The findings include:
On 3/6/23, the surveyor reviewed three (3) ED medical records with SM #18 assisting with navigation. The three (3) medical records were of patients who presented to the emergency department (ED) with possible neurological deficit symptoms. The documentation and monitoring of neurological status, specifically performing neuro checks, was included as part of the review.
The medical record for patient #5 contained the following order, to start on 1/22/23 at 2:43 a.m.: "Neurologic Check: Monitor... Status: Active... Comment: Assess neurologic status 2qh [every 2 hours] for the first 24 hours, then q4h [every 4 hours] if stable".

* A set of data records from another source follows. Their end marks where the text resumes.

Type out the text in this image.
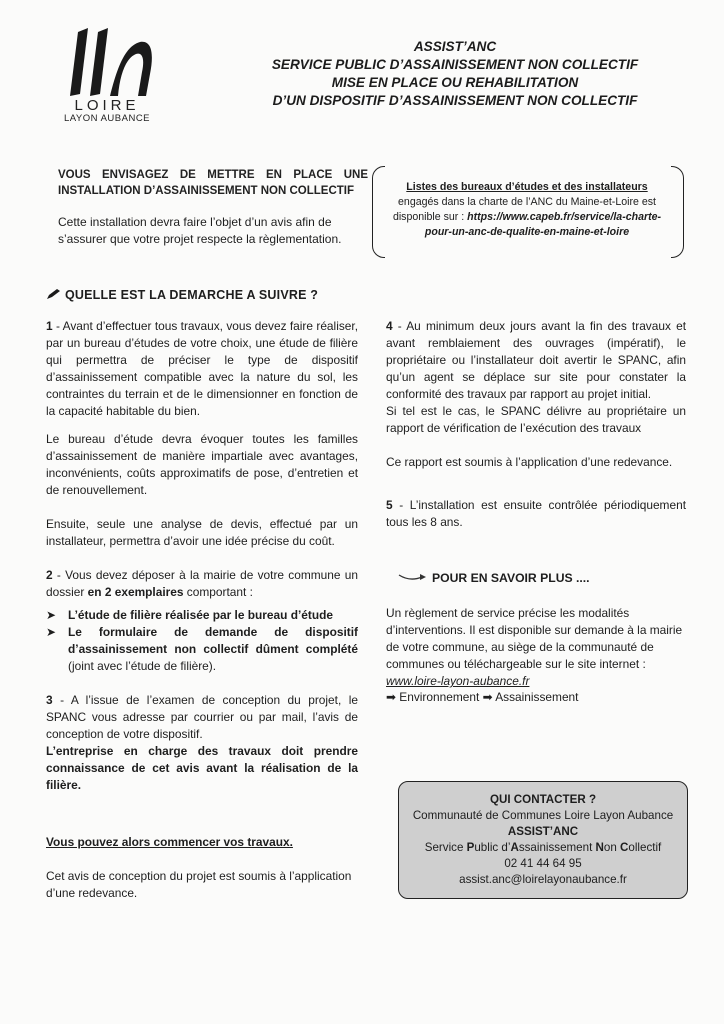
LOIRE
LAYON AUBANCE
ASSIST’ANC
SERVICE PUBLIC D’ASSAINISSEMENT NON COLLECTIF
MISE EN PLACE OU REHABILITATION
D’UN DISPOSITIF D’ASSAINISSEMENT NON COLLECTIF
VOUS ENVISAGEZ DE METTRE EN PLACE UNE INSTALLATION D’ASSAINISSEMENT NON COLLECTIF
Cette installation devra faire l’objet d’un avis afin de s’assurer que votre projet respecte la règlementation.
Listes des bureaux d’études et des installateurs engagés dans la charte de l’ANC du Maine-et-Loire est disponible sur : https://www.capeb.fr/service/la-charte-pour-un-anc-de-qualite-en-maine-et-loire
QUELLE EST LA DEMARCHE A SUIVRE ?

1 - Avant d’effectuer tous travaux, vous devez faire réaliser, par un bureau d’études de votre choix, une étude de filière qui permettra de préciser le type de dispositif d’assainissement compatible avec la nature du sol, les contraintes du terrain et de le dimensionner en fonction de la capacité habitable du bien.

Le bureau d’étude devra évoquer toutes les familles d’assainissement de manière impartiale avec avantages, inconvénients, coûts approximatifs de pose, d’entretien et de renouvellement.

Ensuite, seule une analyse de devis, effectué par un installateur, permettra d’avoir une idée précise du coût.

2 - Vous devez déposer à la mairie de votre commune un dossier en 2 exemplaires comportant :

➤ L’étude de filière réalisée par le bureau d’étude
➤ Le formulaire de demande de dispositif d’assainissement non collectif dûment complété (joint avec l’étude de filière).

3 - A l’issue de l’examen de conception du projet, le SPANC vous adresse par courrier ou par mail, l’avis de conception de votre dispositif.

L’entreprise en charge des travaux doit prendre connaissance de cet avis avant la réalisation de la filière.

Vous pouvez alors commencer vos travaux.

Cet avis de conception du projet est soumis à l’application d’une redevance.

4 - Au minimum deux jours avant la fin des travaux et avant remblaiement des ouvrages (impératif), le propriétaire ou l’installateur doit avertir le SPANC, afin qu’un agent se déplace sur site pour constater la conformité des travaux par rapport au projet initial.

Si tel est le cas, le SPANC délivre au propriétaire un rapport de vérification de l’exécution des travaux

Ce rapport est soumis à l’application d’une redevance.

5 - L’installation est ensuite contrôlée périodiquement tous les 8 ans.

POUR EN SAVOIR PLUS ....
Un règlement de service précise les modalités d’interventions. Il est disponible sur demande à la mairie de votre commune, au siège de la communauté de communes ou téléchargeable sur le site internet :
www.loire-layon-aubance.fr
➡ Environnement ➡ Assainissement
QUI CONTACTER ?
Communauté de Communes Loire Layon Aubance
ASSIST’ANC
Service Public d’Assainissement Non Collectif
02 41 44 64 95
assist.anc@loirelayonaubance.fr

Patient #5's ED medical record contained the following completed neuro checks:
1/22/23 at 10:46 a.m.
1/22/23 at 6:37 p.m.
1/23/23 at 9:00 a.m.
During the twenty-four (24) hour timeframe of the above referenced order (1/22/23 at 2:43 a.m. to 1/23/23 at 2:43 a.m.), there were only two (2) neuro checks documented.
A physician order-set titled, Seizure/Epilepsy Admission, was reviewed. The order-set was used by the provider to enter the above referenced order for neurological monitoring. The order-set document reads, in part: "...Neurologic Check: Monitor... Priority: R Date: Today Time: NOW... Frequency: Other... Comment: Assess neurologic status 2qh for the first 24 hours, then q4h if stable...". There is a box next to the order that was marked with a "X".
A review of the facility's document titled, Assessment and Reassessment of ED Patients, was conducted and reads, in part: "...Reassessment - A process of periodic re-evaluation based on the patient's chief complaint, acuity, condition, and symptoms of treatments. Frequency of reassessment performed for patients during the course of their treatment may be determined by the patient's chief complaint, acuity, condition, symptoms, treatments and orders...".
The concerns were discussed with Staff Members #14, #15, #18, #32 and #33 in the morning of 3/7/23, as well as with Staff Members #1, #3, #4 at the time of exit conference on 3/7/23 at 1:00 p.m.